Subject line. Short, specific, and about the user’s next step, not the product. “Finish setting up your account” beats “Welcome to ExampleApp.” Aim for under 50 characters so it survives on mobile.
Timing. The first email should land within seconds of signup, while intent is highest. After that, space messages around behavior, not the calendar. An email that fires when someone hasn’t completed setup beats one sent on a fixed day to everyone.
A single CTA. One email, one job. The whole message points at one button: “Verify email,” “Connect your data,” “Invite your team.” Competing links split attention and lower clicks.
Personalization. Use the data you already have: first name, plan, the step they’re stuck on, the integration they picked. Behavioral personalization beats cosmetic personalization every time.
Element | What good looks like | Common failure |
|---|---|---|
Subject | Under 50 chars, action-oriented | Generic “Welcome!” |
Send timing | Triggered by signup or behavior | Same fixed day for everyone |
CTA | One button, one outcome | 3+ competing links |
Personalization | Behavior-based (stuck step, plan) | Name-only, or none |
Length | Skimmable, one core idea | Wall of features |
From name | A real human or founder | noreply@ |
The onboarding email sequence: a day-by-day timeline
Most strong SaaS onboarding runs as a short, behavior-aware sequence.
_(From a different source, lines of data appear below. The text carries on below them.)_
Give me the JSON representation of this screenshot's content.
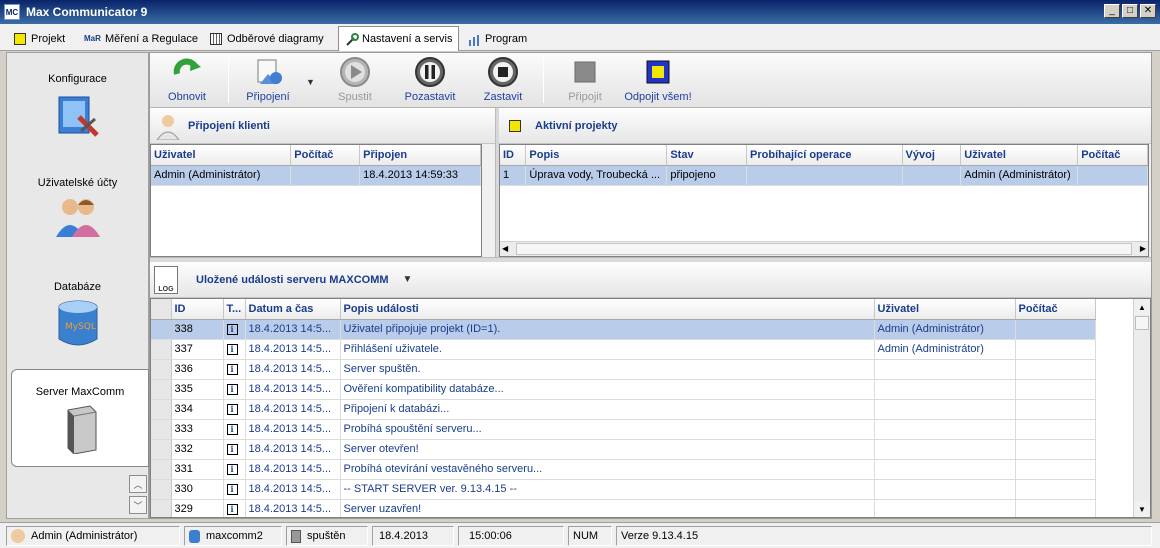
{
  "window": {
    "title": "Max Communicator 9",
    "app_icon_text": "MC"
  },
  "tabs": [
    {
      "label": "Projekt",
      "icon": "project-icon"
    },
    {
      "label": "Měření a Regulace",
      "icon": "mar-icon",
      "icon_text": "MaR"
    },
    {
      "label": "Odběrové diagramy",
      "icon": "calendar-icon"
    },
    {
      "label": "Nastavení a servis",
      "icon": "tools-icon",
      "active": true
    },
    {
      "label": "Program",
      "icon": "chart-icon"
    }
  ],
  "sidebar": {
    "items": [
      {
        "label": "Konfigurace",
        "icon": "configuration-icon"
      },
      {
        "label": "Uživatelské účty",
        "icon": "users-icon"
      },
      {
        "label": "Databáze",
        "icon": "database-icon",
        "icon_text": "MySQL"
      },
      {
        "label": "Server MaxComm",
        "icon": "server-icon",
        "active": true
      }
    ]
  },
  "toolbar": {
    "buttons": [
      {
        "label": "Obnovit",
        "icon": "refresh-icon",
        "enabled": true
      },
      {
        "label": "Připojení",
        "icon": "connection-icon",
        "enabled": true
      },
      {
        "label": "Spustit",
        "icon": "play-icon",
        "enabled": false
      },
      {
        "label": "Pozastavit",
        "icon": "pause-icon",
        "enabled": true
      },
      {
        "label": "Zastavit",
        "icon": "stop-icon",
        "enabled": true
      },
      {
        "label": "Připojit",
        "icon": "connect-icon",
        "enabled": false
      },
      {
        "label": "Odpojit všem!",
        "icon": "disconnect-all-icon",
        "enabled": true
      }
    ]
  },
  "clients_panel": {
    "title": "Připojení klienti",
    "columns": [
      "Uživatel",
      "Počítač",
      "Připojen"
    ],
    "rows": [
      [
        "Admin (Administrátor)",
        "",
        "18.4.2013 14:59:33"
      ]
    ]
  },
  "projects_panel": {
    "title": "Aktivní projekty",
    "columns": [
      "ID",
      "Popis",
      "Stav",
      "Probíhající operace",
      "Vývoj",
      "Uživatel",
      "Počítač"
    ],
    "rows": [
      [
        "1",
        "Úprava vody, Troubecká ...",
        "připojeno",
        "",
        "",
        "Admin (Administrátor)",
        ""
      ]
    ]
  },
  "events_panel": {
    "title": "Uložené události serveru MAXCOMM",
    "log_icon_text": "LOG",
    "columns": [
      "ID",
      "T...",
      "Datum a čas",
      "Popis události",
      "Uživatel",
      "Počítač"
    ],
    "rows": [
      [
        "338",
        "i",
        "18.4.2013 14:5...",
        "Uživatel připojuje projekt (ID=1).",
        "Admin (Administrátor)",
        ""
      ],
      [
        "337",
        "i",
        "18.4.2013 14:5...",
        "Přihlášení uživatele.",
        "Admin (Administrátor)",
        ""
      ],
      [
        "336",
        "i",
        "18.4.2013 14:5...",
        "Server spuštěn.",
        "",
        ""
      ],
      [
        "335",
        "i",
        "18.4.2013 14:5...",
        "Ověření kompatibility databáze...",
        "",
        ""
      ],
      [
        "334",
        "i",
        "18.4.2013 14:5...",
        "Připojení k databázi...",
        "",
        ""
      ],
      [
        "333",
        "i",
        "18.4.2013 14:5...",
        "Probíhá spouštění serveru...",
        "",
        ""
      ],
      [
        "332",
        "i",
        "18.4.2013 14:5...",
        "Server otevřen!",
        "",
        ""
      ],
      [
        "331",
        "i",
        "18.4.2013 14:5...",
        "Probíhá otevírání vestavěného serveru...",
        "",
        ""
      ],
      [
        "330",
        "i",
        "18.4.2013 14:5...",
        "-- START SERVER ver. 9.13.4.15 --",
        "",
        ""
      ],
      [
        "329",
        "i",
        "18.4.2013 14:5...",
        "Server uzavřen!",
        "",
        ""
      ]
    ]
  },
  "statusbar": {
    "user": "Admin (Administrátor)",
    "database": "maxcomm2",
    "server_state": "spuštěn",
    "date": "18.4.2013",
    "time": "15:00:06",
    "num": "NUM",
    "version": "Verze 9.13.4.15"
  }
}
Use this as a skeleton, then gate later emails on whether the user completed each step.
Day 0, welcome + first action. Sent within seconds of signup. Confirm they’re in, set expectations, give exactly one next step. The highest-engagement email you’ll ever send them.
Day 1, the core “aha.” Drive the single action that correlates with retention. If you ship only one onboarding email, make it this one.
Day 3, remove a blocker. Target users who haven’t activated. Address the most common stall reason: a how-to, a template, or an offer to help. Skip it for users who already activated.
Day 7, show breadth. For activated users, introduce a second high-value feature or integration.
Day 14, social proof + expansion. A customer story, a power-user tip, or a nudge toward a paid or team plan.
Day 21+, re-engage or wrap up. Win back quiet users, or hand them to your regular lifecycle program.
The calendar is a default, not a rule. Trigger each step on behavior so activated and stalled users get different paths instead of the same blast. Loops workflows let you branch on whether a user completed an action.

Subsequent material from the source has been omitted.